Solms Delta is a wine estate, situated east of Cape Town in the heart of the Cape Winelands. It was founded as Zandvleit in 1690, with the name change coming in 2002 after purchase by University of Cape Town-based neurosurgeon Mark Solms who wished to distinguish it from other farms with the same name. As with the majority of South African wine farms of a similar age, its early labour force rested on enslavement. Solms approach to farm ownership has seen him attempt to eschew the well-worn white owner/black worker relationship by launching a socio-economic reform project. Money has been invested in new housing featuring satellite television, whilst an education project both for workers and their children has been established. Social enrichment activities based around music, sports, and performance have been encouraged in an attempt to improve the traditionally poor socio-economic circumstances of the workers, many of whom live on the estate just as their ancestors did. Solms has explained in interviews that this refreshed approach to wine farming arises from a perceived responsibility to acknowledge his own life privileges as a white South African. Crucially, workers have been given shares in a land equity scheme.
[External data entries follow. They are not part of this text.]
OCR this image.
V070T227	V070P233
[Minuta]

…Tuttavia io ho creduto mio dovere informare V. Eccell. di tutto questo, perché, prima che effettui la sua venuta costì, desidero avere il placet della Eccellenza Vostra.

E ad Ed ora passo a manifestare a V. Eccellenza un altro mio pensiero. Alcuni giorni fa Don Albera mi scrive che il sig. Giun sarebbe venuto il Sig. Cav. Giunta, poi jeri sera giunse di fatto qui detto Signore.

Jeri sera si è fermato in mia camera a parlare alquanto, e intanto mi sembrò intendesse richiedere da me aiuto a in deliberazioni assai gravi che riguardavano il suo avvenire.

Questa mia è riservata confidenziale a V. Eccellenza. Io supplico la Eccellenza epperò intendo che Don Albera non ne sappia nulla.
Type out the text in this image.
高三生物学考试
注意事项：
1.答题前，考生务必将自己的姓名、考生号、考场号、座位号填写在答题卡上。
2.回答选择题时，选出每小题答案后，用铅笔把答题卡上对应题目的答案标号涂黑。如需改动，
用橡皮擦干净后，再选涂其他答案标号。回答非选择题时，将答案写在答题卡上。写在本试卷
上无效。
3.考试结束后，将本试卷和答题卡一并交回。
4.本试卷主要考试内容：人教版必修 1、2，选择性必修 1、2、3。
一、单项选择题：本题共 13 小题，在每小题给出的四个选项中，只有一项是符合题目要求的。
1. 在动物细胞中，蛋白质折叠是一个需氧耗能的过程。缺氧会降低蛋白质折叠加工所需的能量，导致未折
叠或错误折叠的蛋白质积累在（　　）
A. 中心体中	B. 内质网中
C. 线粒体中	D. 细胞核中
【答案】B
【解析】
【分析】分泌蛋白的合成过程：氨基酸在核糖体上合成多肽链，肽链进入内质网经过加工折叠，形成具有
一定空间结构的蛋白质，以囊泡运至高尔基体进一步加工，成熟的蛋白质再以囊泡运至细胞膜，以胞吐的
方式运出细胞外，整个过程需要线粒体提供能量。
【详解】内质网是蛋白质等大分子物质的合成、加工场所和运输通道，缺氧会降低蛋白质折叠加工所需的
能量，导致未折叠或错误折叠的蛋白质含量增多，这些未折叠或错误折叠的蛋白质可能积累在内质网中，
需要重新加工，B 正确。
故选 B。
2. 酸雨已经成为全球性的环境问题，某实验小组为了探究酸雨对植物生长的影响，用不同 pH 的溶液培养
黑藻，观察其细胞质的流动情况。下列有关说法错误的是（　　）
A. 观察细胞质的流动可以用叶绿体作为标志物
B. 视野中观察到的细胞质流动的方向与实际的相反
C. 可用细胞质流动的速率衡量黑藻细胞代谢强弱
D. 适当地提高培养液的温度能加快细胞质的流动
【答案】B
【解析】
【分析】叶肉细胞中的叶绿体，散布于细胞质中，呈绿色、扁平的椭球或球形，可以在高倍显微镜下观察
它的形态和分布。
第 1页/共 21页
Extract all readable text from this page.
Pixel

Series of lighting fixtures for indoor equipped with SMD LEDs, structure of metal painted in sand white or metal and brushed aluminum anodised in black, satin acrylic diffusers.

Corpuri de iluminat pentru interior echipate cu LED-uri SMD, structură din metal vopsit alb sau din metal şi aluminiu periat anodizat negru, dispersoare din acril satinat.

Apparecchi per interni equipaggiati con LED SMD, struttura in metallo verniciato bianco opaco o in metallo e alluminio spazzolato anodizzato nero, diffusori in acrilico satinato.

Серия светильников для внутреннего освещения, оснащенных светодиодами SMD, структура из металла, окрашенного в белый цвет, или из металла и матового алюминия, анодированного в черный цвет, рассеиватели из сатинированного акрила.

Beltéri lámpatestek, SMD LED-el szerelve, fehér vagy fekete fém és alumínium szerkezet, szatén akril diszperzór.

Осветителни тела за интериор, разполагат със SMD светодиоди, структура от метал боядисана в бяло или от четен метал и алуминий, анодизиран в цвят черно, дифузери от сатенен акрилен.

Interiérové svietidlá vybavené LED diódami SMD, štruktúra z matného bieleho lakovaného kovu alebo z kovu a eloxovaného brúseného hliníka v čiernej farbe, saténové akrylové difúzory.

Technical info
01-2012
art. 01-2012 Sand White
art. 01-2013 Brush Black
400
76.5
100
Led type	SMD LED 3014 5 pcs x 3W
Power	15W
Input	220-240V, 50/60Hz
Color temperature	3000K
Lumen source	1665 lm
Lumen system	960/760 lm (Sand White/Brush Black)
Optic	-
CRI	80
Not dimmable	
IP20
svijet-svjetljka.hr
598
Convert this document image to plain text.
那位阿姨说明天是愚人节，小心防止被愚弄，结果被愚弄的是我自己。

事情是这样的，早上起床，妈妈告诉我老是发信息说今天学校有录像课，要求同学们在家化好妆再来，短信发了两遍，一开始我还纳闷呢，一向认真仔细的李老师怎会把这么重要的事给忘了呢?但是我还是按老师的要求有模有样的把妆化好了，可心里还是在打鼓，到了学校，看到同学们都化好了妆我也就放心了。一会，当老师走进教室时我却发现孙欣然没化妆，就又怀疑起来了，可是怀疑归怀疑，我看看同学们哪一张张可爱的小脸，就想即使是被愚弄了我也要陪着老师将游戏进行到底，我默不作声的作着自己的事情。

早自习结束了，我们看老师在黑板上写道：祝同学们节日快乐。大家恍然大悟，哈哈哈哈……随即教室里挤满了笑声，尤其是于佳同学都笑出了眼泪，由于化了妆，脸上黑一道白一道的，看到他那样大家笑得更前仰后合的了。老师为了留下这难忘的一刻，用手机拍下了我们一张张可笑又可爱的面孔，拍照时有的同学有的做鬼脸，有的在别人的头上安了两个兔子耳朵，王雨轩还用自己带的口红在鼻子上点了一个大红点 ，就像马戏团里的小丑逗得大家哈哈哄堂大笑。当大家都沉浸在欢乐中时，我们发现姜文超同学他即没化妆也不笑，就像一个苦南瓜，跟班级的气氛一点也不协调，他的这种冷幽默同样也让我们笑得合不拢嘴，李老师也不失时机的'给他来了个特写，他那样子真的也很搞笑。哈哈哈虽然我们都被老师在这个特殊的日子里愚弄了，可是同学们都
Solms Delta hosts two museums. One of these, named Museum van de Caab with deference to Cape slave naming patterns, opened at the same time as the estate opened to the public in 2005, with a music museum opening in 2014. Acknowledgement of the past as a means of understanding how workers have been exploited over time is a crucial part of Solms’ project. Slavery is referenced in both museums, with songs as evidence of slave culture appearing in the music museum. In Museum van de Caab it forms a fundamental part of a general farm history which traces the story of the land to the origins of humankind. A memorial feature occupies a prominent position in one of two galleries, detailing the names of every person revealed by archival research to have been enslaved on the estate. Guided museum and estate tours are available, conducted by estate workers.
Founded in 1685, Groot Constantia is South Africa’s oldest wine estate. Like the majority of wine estates of a similar vintage in the Cape Town area, its labour force prior to emancipation in 1834 rested on enslavement. Following a vine disease outbreak in the late nineteenth century, the estate passed into government ownership. It is currently operated by the arms-length Groot Constantia Trust. The manor house was rebuilt in Cape Dutch style following a fire in 1925, and has operated as a preserved site since that time. The manor house passed into the control of the South African Cultural History Museum in 1969 and, as with other sites managed by the same entity, became part of southern state-funded umbrella Iziko Museums in 1998.
Iziko’s inauguration signalled a shift towards previously marginalised histories at all its sites, with Groot Constantia no different. A revised history of Groot Constantia paying greater attention to enslaved people was written by curator Thijs van der Merwe and published in 1997. Buildings which had potentially served either as stables and/or as slave quarters were repurposed as an Orientation Centre in October 2004. As the first heritage space which the visitor reaches upon arrival, displays in this building foreground the Cloete family – owners from 1779 to 1885 – as ‘farm owners and slave owners’. Drawn from archival research, their human transactions are listed, whilst the origins, names, and worked carried out by people enslaved at Groot Constantia are also listed. A panel is devoted to the ‘young servant boy’ Friday, whose ancestral origins are linked to the suppression of the slave trade by the British Royal Navy. The selection of this story can partially be attributed to the availability of suitable museological material, given that a photograph of Friday carrying Bonnie Cloete’s archery set is included.